Famed Disney Imagineer Tony Baxter, known for spearheading Big Thunder Mountain and helping to bring the works of George Lucas into Disney parks, has argued that Disney in the early to mid-’80s often was forced to look to the company’s deep past for inspiration, as films of the era struggled to resonate with audiences. Splash Mountain follows Br’er Rabbit and his attempts to live a life of bliss while eluding Br’er Fox and Br’er Bear.
“When Splash Mountain came to life over 30 years ago, the wave of Disney Animation that started with ‘The Little Mermaid’ had not yet begun,” Baxter said in a 2020 news release. “New stories would give us characters, music and wonderful places that now reside in the hearts of audiences everywhere.”
In terms of how Splash Mountain ranks amid the Disney classics, as a pure ride experience I’ve always found its genius to be in its track layout more than its story, message or heart. There appears to be a light moral center, as Br’er Rabbit, often not at home, is chasing a life of hedonism. His steadfast devotion to a “laughing place” nearly gets him killed, but it’s a toss into the briar patch — the attraction’s five-story drop, said to reach about 40 to 45 mph — that saves him in the last moment. A rousing finale among friends and family recenters his priorities.

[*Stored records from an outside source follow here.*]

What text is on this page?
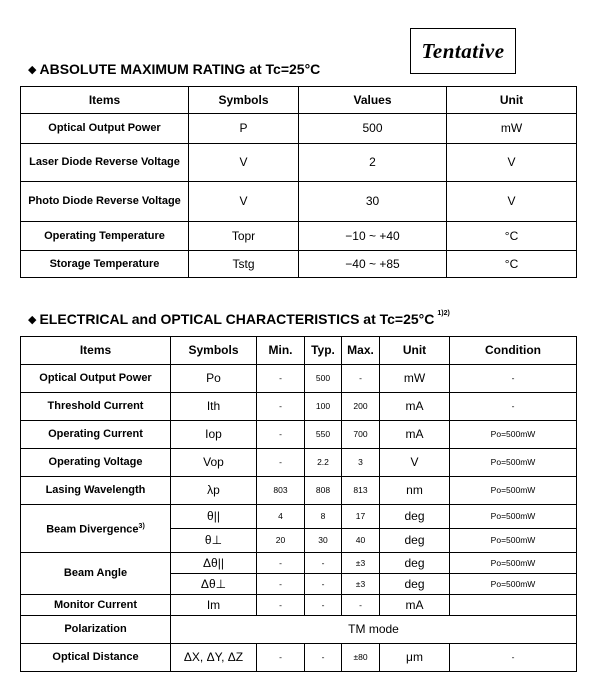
Tentative
◆ ABSOLUTE MAXIMUM RATING at Tc=25°C
Items	Symbols	Values	Unit
Optical Output Power	P	500	mW
Laser Diode Reverse Voltage	V	2	V
Photo Diode Reverse Voltage	V	30	V
Operating Temperature	Topr	−10 ~ +40	°C
Storage Temperature	Tstg	−40 ~ +85	°C
◆ ELECTRICAL and OPTICAL CHARACTERISTICS at Tc=25°C $^{1)2)}$
Items	Symbols	Min.	Typ.	Max.	Unit	Condition
Optical Output Power	Po	-	500	-	mW	-
Threshold Current	Ith	-	100	200	mA	-
Operating Current	Iop	-	550	700	mA	Po=500mW
Operating Voltage	Vop	-	2.2	3	V	Po=500mW
Lasing Wavelength	λp	803	808	813	nm	Po=500mW
Beam Divergence$^{3)}$	θ||	4	8	17	deg	Po=500mW
	θ⊥	20	30	40	deg	Po=500mW
Beam Angle	Δθ||	-	-	±3	deg	Po=500mW
	Δθ⊥	-	-	±3	deg	Po=500mW
Monitor Current	Im	-	-	-	mA	
Polarization	TM mode					
Optical Distance	ΔX, ΔY, ΔZ	-	-	±80	μm	-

At least that’s always been my take. Others may have different interpretations, as the cartoon vignettes are designed to generate laughs more than they are to tell a story. That’s all well and good, and Splash Mountain has plenty of details — possums, bees, turtles, owls and more, many of them caught in mischief — to distract. Once inside the mountain, there’s action on nearly all sides of us, including above. Animals sing, play instruments and avoid the rain by sitting under psychedelic mushrooms. Splash Mountain has a dedication to old-fashioned Disney craft, one that puts an emphasis on feeding us dioramas rather than a plot.
Yet even so the narrative feels especially loose, in part because tonally the ride shifts suddenly from jovial, free-spirited partying to doom, in the form of vultures who want to put an end to it for no clear reason. But after the thrilling drop, we’re back amid a large jamboree. Life is one big guffaw, after all.

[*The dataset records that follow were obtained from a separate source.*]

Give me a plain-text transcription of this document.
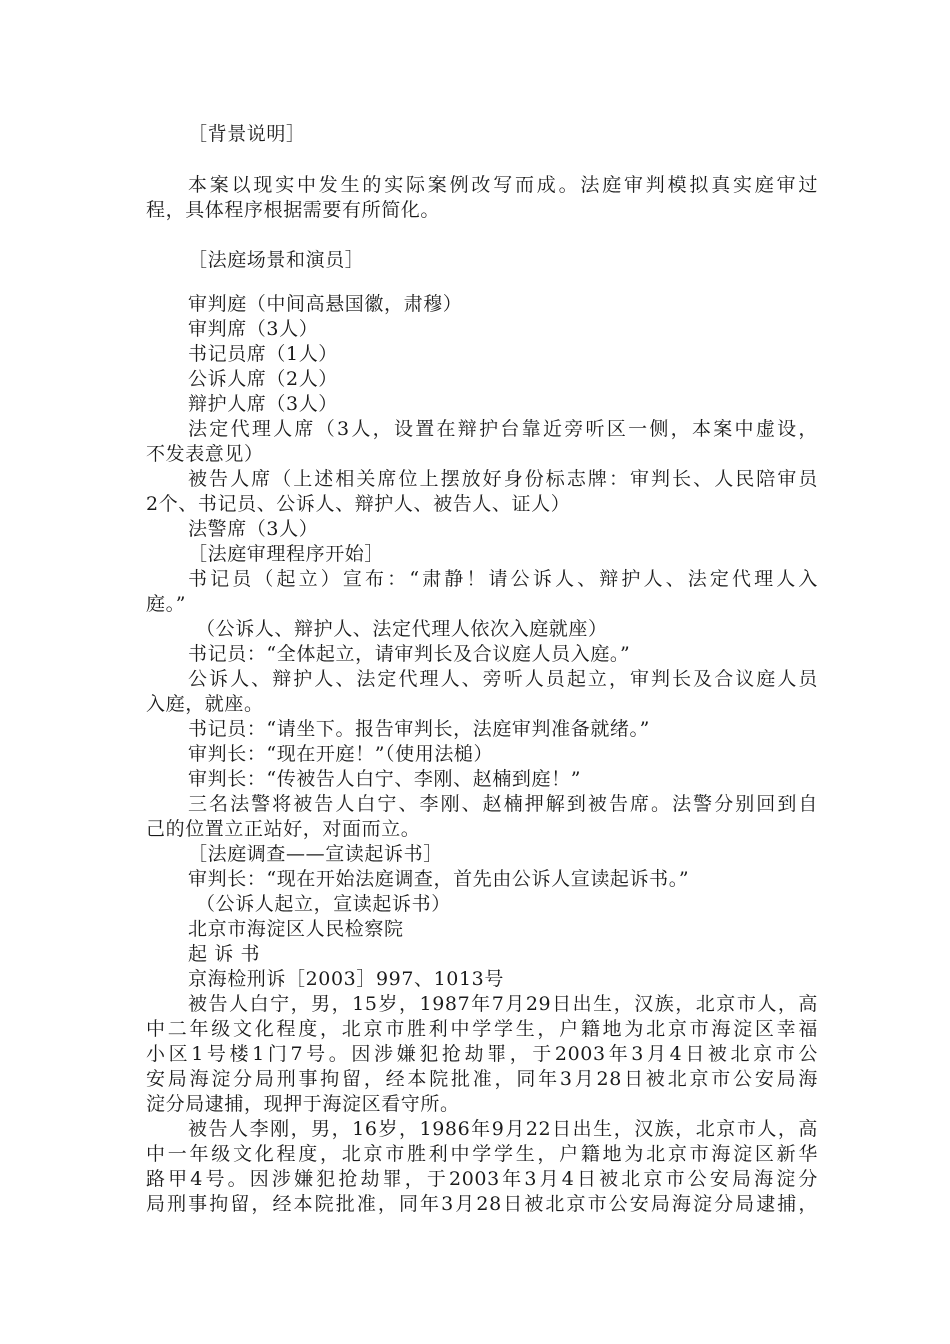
［背景说明］
本案以现实中发生的实际案例改写而成。法庭审判模拟真实庭审过
程，具体程序根据需要有所简化。
［法庭场景和演员］
审判庭（中间高悬国徽，肃穆）
审判席（3人）
书记员席（1人）
公诉人席（2人）
辩护人席（3人）
法定代理人席（3人，设置在辩护台靠近旁听区一侧，本案中虚设，
不发表意见）
被告人席（上述相关席位上摆放好身份标志牌：审判长、人民陪审员
2个、书记员、公诉人、辩护人、被告人、证人）
法警席（3人）
［法庭审理程序开始］
书记员（起立）宣布：“肃静！请公诉人、辩护人、法定代理人入
庭。”
（公诉人、辩护人、法定代理人依次入庭就座）
书记员：“全体起立，请审判长及合议庭人员入庭。”
公诉人、辩护人、法定代理人、旁听人员起立，审判长及合议庭人员
入庭，就座。
书记员：“请坐下。报告审判长，法庭审判准备就绪。”
审判长：“现在开庭！”（使用法槌）
审判长：“传被告人白宁、李刚、赵楠到庭！”
三名法警将被告人白宁、李刚、赵楠押解到被告席。法警分别回到自
己的位置立正站好，对面而立。
［法庭调查——宣读起诉书］
审判长：“现在开始法庭调查，首先由公诉人宣读起诉书。”
（公诉人起立，宣读起诉书）
北京市海淀区人民检察院
起 诉 书
京海检刑诉［2003］997、1013号
被告人白宁，男，15岁，1987年7月29日出生，汉族，北京市人，高
中二年级文化程度，北京市胜利中学学生，户籍地为北京市海淀区幸福
小区1号楼1门7号。因涉嫌犯抢劫罪，于2003年3月4日被北京市公
安局海淀分局刑事拘留，经本院批准，同年3月28日被北京市公安局海
淀分局逮捕，现押于海淀区看守所。
被告人李刚，男，16岁，1986年9月22日出生，汉族，北京市人，高
中一年级文化程度，北京市胜利中学学生，户籍地为北京市海淀区新华
路甲4号。因涉嫌犯抢劫罪，于2003年3月4日被北京市公安局海淀分
局刑事拘留，经本院批准，同年3月28日被北京市公安局海淀分局逮捕，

Along the way the sudden sharp turns obscure many of the ride’s lighter drops. Splash Mountain works because it always feels a work of surprise. We never quite can see when the log will lurch forward into a moderate drop.
Michael Yip, 26, of San Francisco, said the ride to him has always been about “overcoming my fears” and staying positive. Plus, Yip said, “I love the musical sequences.”
None of that will go away when Splash Mountain reemerges as Tiana’s Bayou Adventure next year. The biggest change is Disney will at long last be rid of this cringe-inducing chapter of its past.